You might think that a conversation with three federal judges about what other judges think about e-discovery might end up heavy on the case law and legal theory… but in this case, you’d be wrong. In their wide-ranging conversation, Hon. Joy Conti (Chief District Judge, W.D. Penn.), Hon. Elizabeth Deavers (Chief Magistrate Judge, S.D. Ohio), and Hon. Xavier Rodriguez (District Judge, W.D. Tex.) shared very practical thoughts and advice for attorneys (and other professionals) working in e-discovery. Here are some of the highlights.
- Make sure you understand your clients’ IT infrastructure. After all, how can you have a meaningful conversation with opposing counsel about what documents you’ll be able to produce if you don’t know what’s there in the first place?
- Tell your judge if you expect e-discovery to be substantial. “We require the parties to tell us whether e-discovery is going to be a significant component in the case, and if so, whether they need a detailed e-discovery plan or proposal to be reviewed and approved by the court,” explained Judge Conti. It’s especially valuable in large, high-dollar-value cases to make sure everyone is on the same page.
- Cooperate and push forward e-discovery on your own. Even judges who are informed on e-discovery issues are likely to be cautious. As Judge Rodriguez mentioned, “We’re naturally cautious about interjecting ourselves into a case unnecessarily… Parties have got to do this [e-discovery] cooperatively and resolve things themselves.”
- Communicate effectively and behave professionally with opposing counsel. “Poor communication will probably not get you the most serious sanctions,” said Judge Conti, “More judges are looking at the professional conduct of the parties, trying to hold them accountable for inappropriate conduct. And if it requires shifting of costs or some other form of action, then judges are more willing to do that today.”
- Comply with Rule 26(g)(3). Judge Deavers was not surprised to learn that most judges felt that portion of the FRCP was most neglected by legal teams. She recalls, “I’m constantly struggling with attorneys on these matters with respect to their obligation to correct incomplete disclosures or to supplement their discovery responses.”

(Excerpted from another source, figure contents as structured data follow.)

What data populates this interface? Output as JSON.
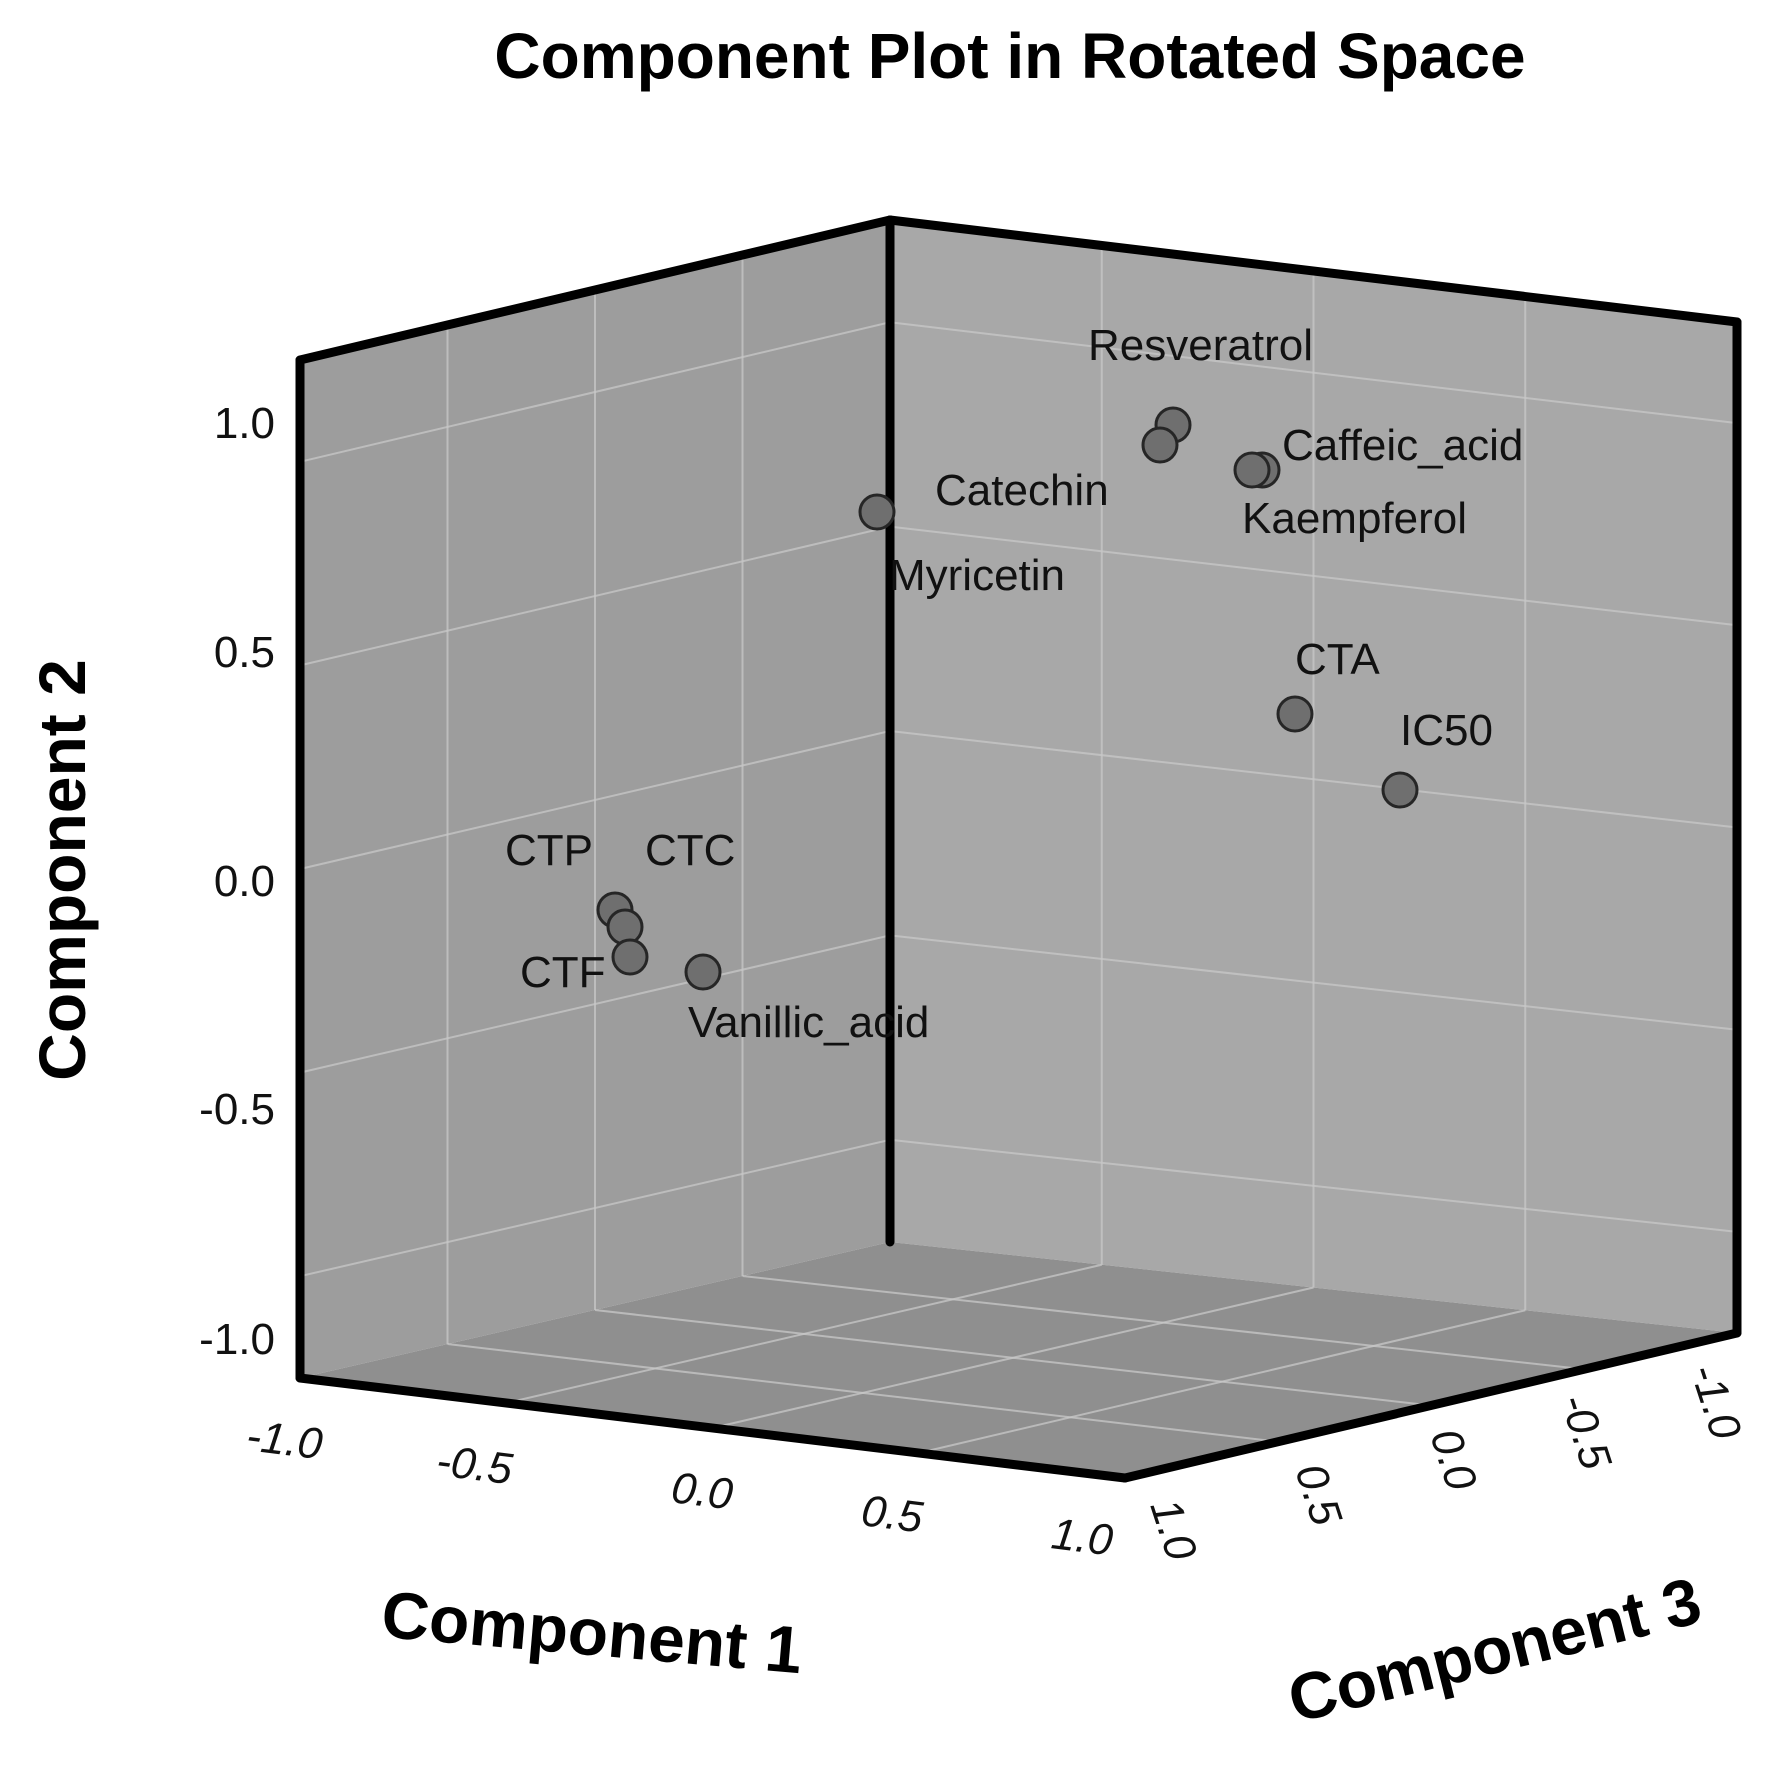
{
  "chart_data": {
    "type": "scatter",
    "projection": "3d",
    "title": "Component Plot in Rotated Space",
    "xlabel": "Component 1",
    "ylabel": "Component 2",
    "zlabel": "Component 3",
    "xlim": [
      -1.0,
      1.0
    ],
    "ylim": [
      -1.0,
      1.0
    ],
    "zlim": [
      -1.0,
      1.0
    ],
    "x_ticks": [
      "-1.0",
      "-0.5",
      "0.0",
      "0.5",
      "1.0"
    ],
    "y_ticks": [
      "1.0",
      "0.5",
      "0.0",
      "-0.5",
      "-1.0"
    ],
    "z_ticks": [
      "1.0",
      "0.5",
      "0.0",
      "-0.5",
      "-1.0"
    ],
    "grid": true,
    "colors": {
      "back_panels": "#a2a2a2",
      "floor": "#8f8f8f",
      "points": "#6f6f6f"
    },
    "points": [
      {
        "label": "Resveratrol",
        "x": 0.85,
        "y": 1.0,
        "z": 0.1
      },
      {
        "label": "Catechin",
        "x": 0.82,
        "y": 0.95,
        "z": 0.15
      },
      {
        "label": "Caffeic_acid",
        "x": 0.95,
        "y": 0.92,
        "z": 0.05
      },
      {
        "label": "Kaempferol",
        "x": 0.9,
        "y": 0.95,
        "z": 0.0
      },
      {
        "label": "Myricetin",
        "x": 0.55,
        "y": 0.85,
        "z": 0.35
      },
      {
        "label": "CTA",
        "x": 0.9,
        "y": 0.3,
        "z": -0.15
      },
      {
        "label": "IC50",
        "x": 1.0,
        "y": 0.1,
        "z": -0.3
      },
      {
        "label": "CTP",
        "x": -0.35,
        "y": -0.2,
        "z": 0.25
      },
      {
        "label": "CTC",
        "x": -0.3,
        "y": -0.2,
        "z": 0.3
      },
      {
        "label": "CTF",
        "x": -0.3,
        "y": -0.3,
        "z": 0.3
      },
      {
        "label": "Vanillic_acid",
        "x": -0.15,
        "y": -0.3,
        "z": 0.3
      }
    ]
  }
}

- Bring e-discovery problems to the judge’s attention. Judge Deavers continued, “If we understand or get information that there is an issue, immediately bring it to the attention of the presiding judge. Get the presiding judge on the phone and have a discussion about it before it gets to the point that you need to file a motion.”
- Pay attention to email and text messages. Though they’re common data sources, and one would expect attorneys to know to preserve them, they’re still most frequently spoliated according to the results of the survey. This comports with what Judge Conti sees. “I don’t know if it’s because lawyers are not appropriately looking for it or preserving it, but the most active issues that I have are with email and text messages.”

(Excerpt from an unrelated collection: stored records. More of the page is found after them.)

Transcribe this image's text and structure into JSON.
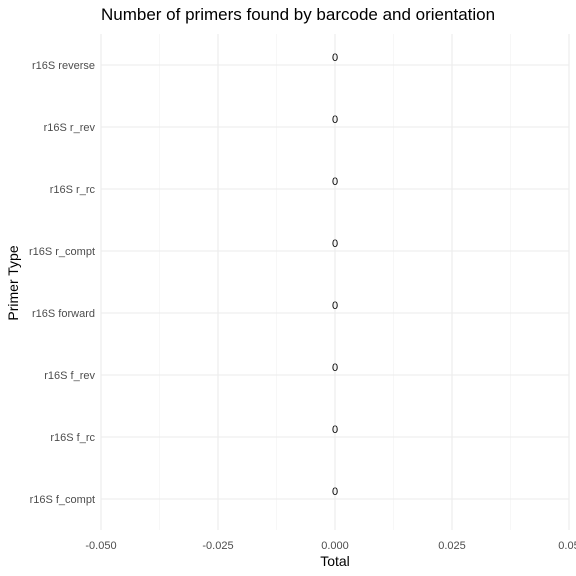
{
  "chart_data": {
    "type": "bar",
    "orientation": "horizontal",
    "title": "Number of primers found by barcode and orientation",
    "xlabel": "Total",
    "ylabel": "Primer Type",
    "categories": [
      "r16S reverse",
      "r16S r_rev",
      "r16S r_rc",
      "r16S r_compt",
      "r16S forward",
      "r16S f_rev",
      "r16S f_rc",
      "r16S f_compt"
    ],
    "values": [
      0,
      0,
      0,
      0,
      0,
      0,
      0,
      0
    ],
    "data_labels": [
      "0",
      "0",
      "0",
      "0",
      "0",
      "0",
      "0",
      "0"
    ],
    "xlim": [
      -0.05,
      0.05
    ],
    "x_ticks": [
      -0.05,
      -0.025,
      0,
      0.025,
      0.05
    ],
    "x_tick_labels": [
      "-0.050",
      "-0.025",
      "0.000",
      "0.025",
      "0.05"
    ],
    "grid": true,
    "legend": "none",
    "colors": {
      "grid": "#ebebeb",
      "text": "#000000",
      "tick": "#4d4d4d"
    }
  }
}
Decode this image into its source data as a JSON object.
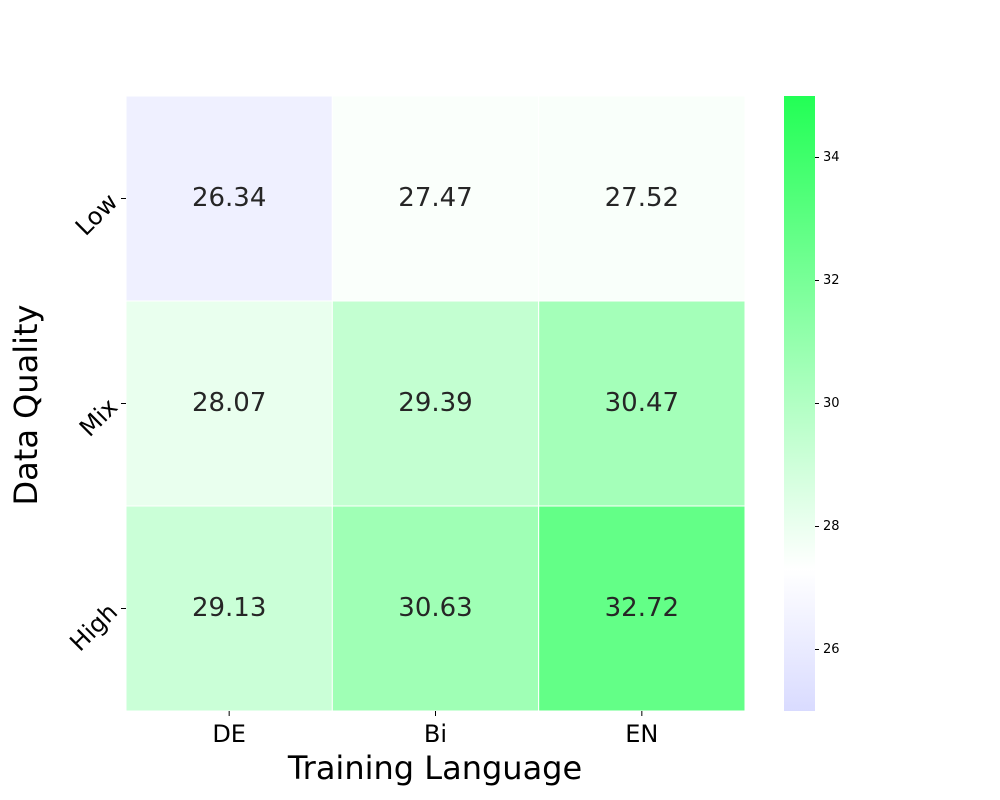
{
  "chart_data": {
    "type": "heatmap",
    "x_label": "Training Language",
    "y_label": "Data Quality",
    "x_categories": [
      "DE",
      "Bi",
      "EN"
    ],
    "y_categories": [
      "Low",
      "Mix",
      "High"
    ],
    "values": [
      [
        26.34,
        27.47,
        27.52
      ],
      [
        28.07,
        29.39,
        30.47
      ],
      [
        29.13,
        30.63,
        32.72
      ]
    ],
    "colormap": [
      {
        "value": 25,
        "color": "#d9dbff"
      },
      {
        "value": 27.3,
        "color": "#ffffff"
      },
      {
        "value": 35,
        "color": "#22ff55"
      }
    ],
    "clim": [
      25,
      35
    ],
    "cticks": [
      26,
      28,
      30,
      32,
      34
    ]
  }
}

- Don’t ignore mobile phone data. Judge Rodriguez elaborates, “Some phones are going to be necessary. That’s where the evidence is nowadays—and email is quickly being displaced by text messaging in a lot of cases… Especially state court judges know this through family law disputes, all the evidence is on the phone.”

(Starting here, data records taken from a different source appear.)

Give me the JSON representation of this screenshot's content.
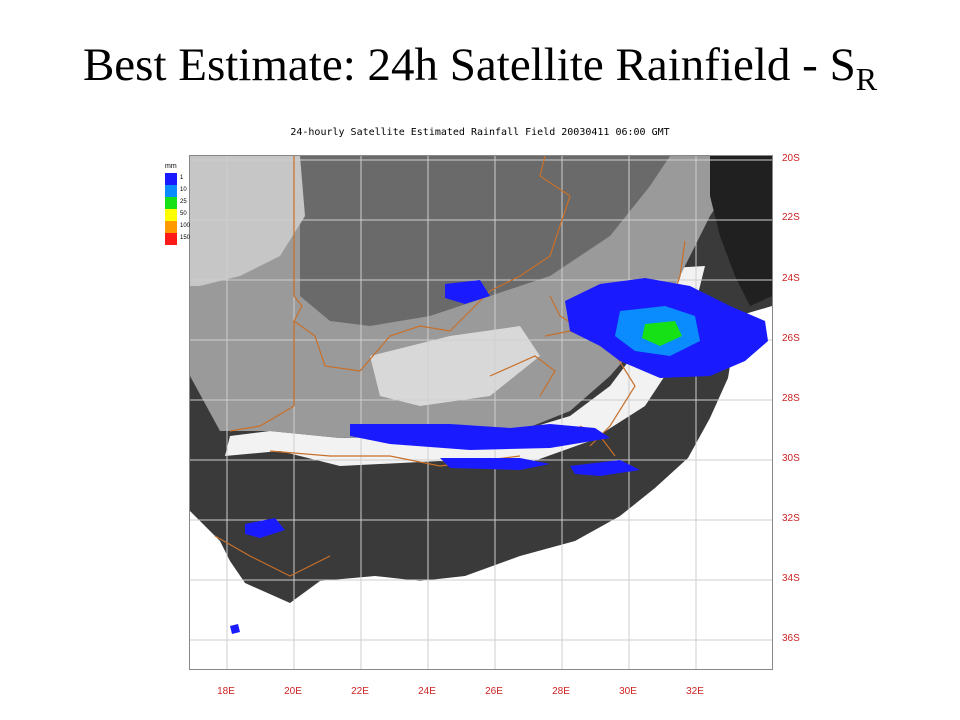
{
  "slide": {
    "title_main": "Best Estimate: 24h Satellite Rainfield - S",
    "title_sub": "R"
  },
  "map": {
    "caption": "24-hourly Satellite Estimated Rainfall Field 20030411 06:00 GMT",
    "lat_labels": [
      "20S",
      "22S",
      "24S",
      "26S",
      "28S",
      "30S",
      "32S",
      "34S",
      "36S"
    ],
    "lon_labels": [
      "18E",
      "20E",
      "22E",
      "24E",
      "26E",
      "28E",
      "30E",
      "32E"
    ],
    "colors": {
      "ocean": "#ffffff",
      "grid": "#cfcfcf",
      "border": "#c8702a",
      "axis_label": "#cc2222"
    }
  },
  "legend": {
    "unit": "mm",
    "items": [
      {
        "label": "1",
        "color": "#1a1aff"
      },
      {
        "label": "10",
        "color": "#0a8cff"
      },
      {
        "label": "25",
        "color": "#16e016"
      },
      {
        "label": "50",
        "color": "#ffff00"
      },
      {
        "label": "100",
        "color": "#ff9900"
      },
      {
        "label": "150",
        "color": "#ff1a1a"
      }
    ]
  }
}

- Ask for phone data early. Judge Conti advises, “If you know that text messaging is significant to a case, ask for it early, because many cloud providers do retain those deleted messages… But you need to act promptly because eventually in the cloud too, it’ll go to a backup device.”
- Be especially proactive if you’re a plaintiff. Judge Rodriguez explains, “If you’re going to be the plaintiff, you know when you’re going to trigger litigation, so you ought to start figuring out early on who’s go what, when, and where.” There’s no good excuse for not preserving data if you’re initiating the matter.